Note: This idea applies to lots of right-skewed data, especially in economics or things related to money/income. Do not trust people who tell you averages of things without letting you see the actual distribution.

Messing with Axes (not those kind)

Another way we can lie with statistics is by changing the axes of graphs. Doing so, we can exaggerate things by making them look smaller or larger than they really are.

Lake Huron Data

The following data is a measurement of the water level of Lake Huron from 1875 to 1972. Each dot corresponds to a year. This type of data is actually called a ‘time series.’

year = 1875:1972
LH = data.frame(LakeHuron, year)
ggplot(LH, aes(x=year, y=LakeHuron)) + geom_line()

Question 2: What general pattern do we see? Is the level of water in Lake Huron relatively consistent or does it tend to fluctuate?

Question 3: We can see that somewhere in the 1960s, Lake Huron reach the lowest level on record. Is there that much of a difference between the lowest and highest points on this graph?

We will plot the same data again, but mess with the y-axis.

year = 1875:1972
LH = data.frame(LakeHuron, year)
ggplot(LH, aes(x=year, y=LakeHuron)) + geom_line() +
  ylim(c(0, 600)) + geom_area(fill = "lightblue")

Question 4: By graphing the data in this way, what are we lead to believe? Is the level of Lake Huron as consistent as the graph makes it out to be?

Average Price of Goods in US

Take a look at the following link and mess with the graphics. You can click goods to plot them simulataneously or click again to remove them from the plot. Pay attention to the axes of the plot. LINK

Question 5: In what way is the Bureau of Labor Statistics NOT lying to us with this data in terms of the axes of the plots?

Question 6: One of the biggest factors in the recent 2024 election determining who people voted for is how they feel the economy is doing.

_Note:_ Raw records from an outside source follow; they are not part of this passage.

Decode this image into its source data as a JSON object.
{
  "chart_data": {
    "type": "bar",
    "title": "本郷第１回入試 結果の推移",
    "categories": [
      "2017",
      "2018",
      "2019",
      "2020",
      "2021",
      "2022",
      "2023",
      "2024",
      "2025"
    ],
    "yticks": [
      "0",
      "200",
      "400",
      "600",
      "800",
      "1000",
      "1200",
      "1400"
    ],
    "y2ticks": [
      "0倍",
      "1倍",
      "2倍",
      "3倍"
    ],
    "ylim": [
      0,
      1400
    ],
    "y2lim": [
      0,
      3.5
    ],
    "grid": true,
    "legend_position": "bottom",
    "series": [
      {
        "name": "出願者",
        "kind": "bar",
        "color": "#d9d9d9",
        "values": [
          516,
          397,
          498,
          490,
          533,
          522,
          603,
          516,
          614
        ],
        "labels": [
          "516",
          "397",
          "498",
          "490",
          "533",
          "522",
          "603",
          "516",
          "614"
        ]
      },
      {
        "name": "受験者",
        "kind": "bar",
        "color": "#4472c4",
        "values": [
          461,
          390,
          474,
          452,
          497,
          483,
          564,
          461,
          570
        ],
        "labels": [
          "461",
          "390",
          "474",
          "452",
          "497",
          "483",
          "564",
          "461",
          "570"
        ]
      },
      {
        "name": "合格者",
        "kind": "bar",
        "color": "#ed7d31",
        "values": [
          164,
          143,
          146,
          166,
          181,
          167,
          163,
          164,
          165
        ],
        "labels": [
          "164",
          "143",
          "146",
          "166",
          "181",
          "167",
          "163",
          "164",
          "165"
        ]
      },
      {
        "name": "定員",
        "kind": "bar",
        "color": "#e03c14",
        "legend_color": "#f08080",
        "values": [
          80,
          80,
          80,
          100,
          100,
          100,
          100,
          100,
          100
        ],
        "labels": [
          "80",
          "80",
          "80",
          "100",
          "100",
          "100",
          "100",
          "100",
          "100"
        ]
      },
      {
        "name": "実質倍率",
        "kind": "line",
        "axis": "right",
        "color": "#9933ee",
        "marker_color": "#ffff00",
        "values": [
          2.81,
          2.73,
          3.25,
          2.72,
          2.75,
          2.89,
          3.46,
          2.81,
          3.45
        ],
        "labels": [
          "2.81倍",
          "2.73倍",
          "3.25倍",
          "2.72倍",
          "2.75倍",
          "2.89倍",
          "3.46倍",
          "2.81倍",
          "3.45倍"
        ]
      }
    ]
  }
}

With this in mind, how do current gas prices compare to 13 years ago? Has the price of milk changed much over the last 20 years?

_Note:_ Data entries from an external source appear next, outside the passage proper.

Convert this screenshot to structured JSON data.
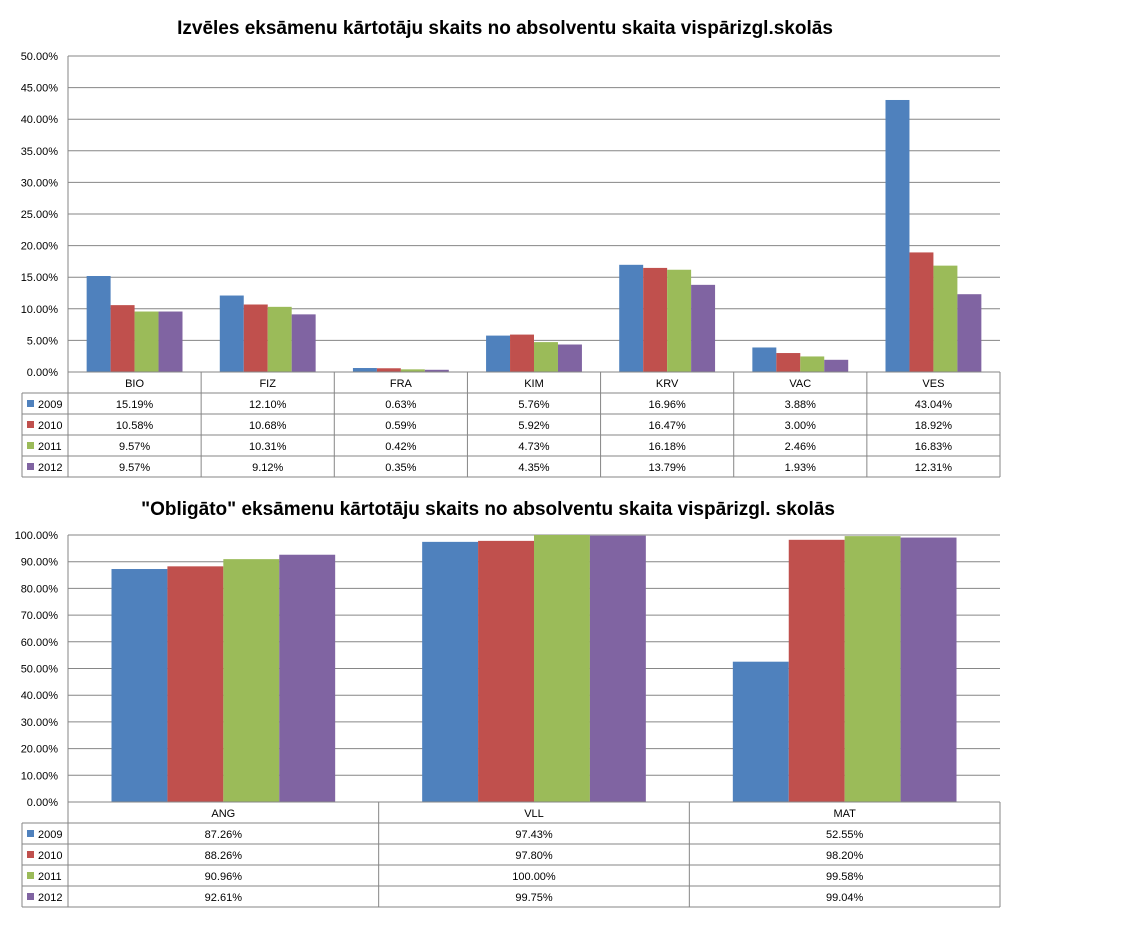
{
  "colors": {
    "2009": "#4f81bd",
    "2010": "#c0504d",
    "2011": "#9bbb59",
    "2012": "#8064a2",
    "grid": "#868686"
  },
  "chart_data": [
    {
      "type": "bar",
      "title": "Izvēles eksāmenu kārtotāju skaits no absolventu skaita vispārizgl.skolās",
      "categories": [
        "BIO",
        "FIZ",
        "FRA",
        "KIM",
        "KRV",
        "VAC",
        "VES"
      ],
      "ylim": [
        0,
        50
      ],
      "yticks": [
        "0.00%",
        "5.00%",
        "10.00%",
        "15.00%",
        "20.00%",
        "25.00%",
        "30.00%",
        "35.00%",
        "40.00%",
        "45.00%",
        "50.00%"
      ],
      "grid": true,
      "legend": "data-table",
      "series": [
        {
          "name": "2009",
          "values": [
            15.19,
            12.1,
            0.63,
            5.76,
            16.96,
            3.88,
            43.04
          ],
          "labels": [
            "15.19%",
            "12.10%",
            "0.63%",
            "5.76%",
            "16.96%",
            "3.88%",
            "43.04%"
          ]
        },
        {
          "name": "2010",
          "values": [
            10.58,
            10.68,
            0.59,
            5.92,
            16.47,
            3.0,
            18.92
          ],
          "labels": [
            "10.58%",
            "10.68%",
            "0.59%",
            "5.92%",
            "16.47%",
            "3.00%",
            "18.92%"
          ]
        },
        {
          "name": "2011",
          "values": [
            9.57,
            10.31,
            0.42,
            4.73,
            16.18,
            2.46,
            16.83
          ],
          "labels": [
            "9.57%",
            "10.31%",
            "0.42%",
            "4.73%",
            "16.18%",
            "2.46%",
            "16.83%"
          ]
        },
        {
          "name": "2012",
          "values": [
            9.57,
            9.12,
            0.35,
            4.35,
            13.79,
            1.93,
            12.31
          ],
          "labels": [
            "9.57%",
            "9.12%",
            "0.35%",
            "4.35%",
            "13.79%",
            "1.93%",
            "12.31%"
          ]
        }
      ]
    },
    {
      "type": "bar",
      "title": "\"Obligāto\" eksāmenu kārtotāju skaits no absolventu skaita vispārizgl. skolās",
      "categories": [
        "ANG",
        "VLL",
        "MAT"
      ],
      "ylim": [
        0,
        100
      ],
      "yticks": [
        "0.00%",
        "10.00%",
        "20.00%",
        "30.00%",
        "40.00%",
        "50.00%",
        "60.00%",
        "70.00%",
        "80.00%",
        "90.00%",
        "100.00%"
      ],
      "grid": true,
      "legend": "data-table",
      "series": [
        {
          "name": "2009",
          "values": [
            87.26,
            97.43,
            52.55
          ],
          "labels": [
            "87.26%",
            "97.43%",
            "52.55%"
          ]
        },
        {
          "name": "2010",
          "values": [
            88.26,
            97.8,
            98.2
          ],
          "labels": [
            "88.26%",
            "97.80%",
            "98.20%"
          ]
        },
        {
          "name": "2011",
          "values": [
            90.96,
            100.0,
            99.58
          ],
          "labels": [
            "90.96%",
            "100.00%",
            "99.58%"
          ]
        },
        {
          "name": "2012",
          "values": [
            92.61,
            99.75,
            99.04
          ],
          "labels": [
            "92.61%",
            "99.75%",
            "99.04%"
          ]
        }
      ]
    }
  ]
}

Question 7: Do you think it would be more advantageous for the Bureau of Labor Statistics to report mean or median price of goods if they wanted to make the current administration look better in terms of handling the economy?

Meaningless Statistics

The following is an excerpt from the book “Flaws and Fallacies in Statistical Thinking” by Stephen K. Campbell, with small edits.

“… a tale told by an idiot, full of sound and fury, signifying nothing.” - Shakespeare

It seems to me that if someone is going to waste my time and insult my intelligence by foisting Meaning Statistics upon me, [they] should at least by the common decency to see that [their] offerings are funny… Most Meaningless Statistics aren’t very funny.

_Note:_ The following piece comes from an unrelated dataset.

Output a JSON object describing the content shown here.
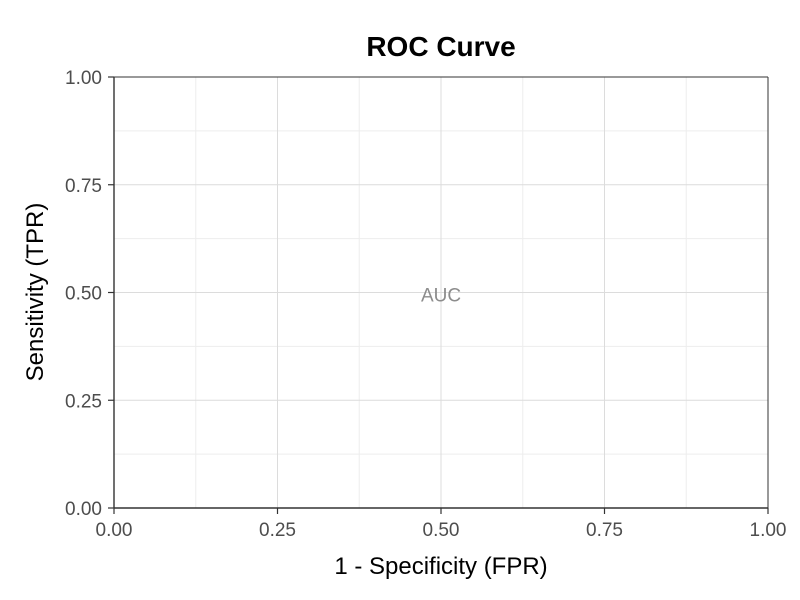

An Example of Meaningless Statistics

The executive of a certain company claimed that about 75 percent of the entire organization had been with the company for many, many years. Is that not a truly impressive record? On second thought, just how impressive is it? The answer of course, depends entirely on what is meant by “many, many years,” a detail the executive saw fit to spare us.

The organization referred to is a manufacturer and distributor of stainless steel cookware, one of several brands sold exclusively by direct sales[people]. I admittedly have no idea what the sales[person]-turnover rate is for this particular company, but I do know that in most direct selling it is pretty high - so high, in fac, that “many, many years” could conceivably mean four or three or even few. (Not that it necessarily does, mind you. We simply have no way of telling from the information given.) The 75-percent figure sounds precise enough, but the entire claim fails to deliver the precision promised because the rest of it is so vague.

This is a fairly typical example of a Meaningless Statistic – a precise figure used in conjunction with a term sufficiently vague that a Friendly Definition is sorely needed to endow the figure with meaning. But such a definition is not provided, or, if one is provided, it is itself so vague that it doesn’t really help.

Question 8: Provide an example of a ‘meaningless statistic’ you have encountered or had foisted upon you.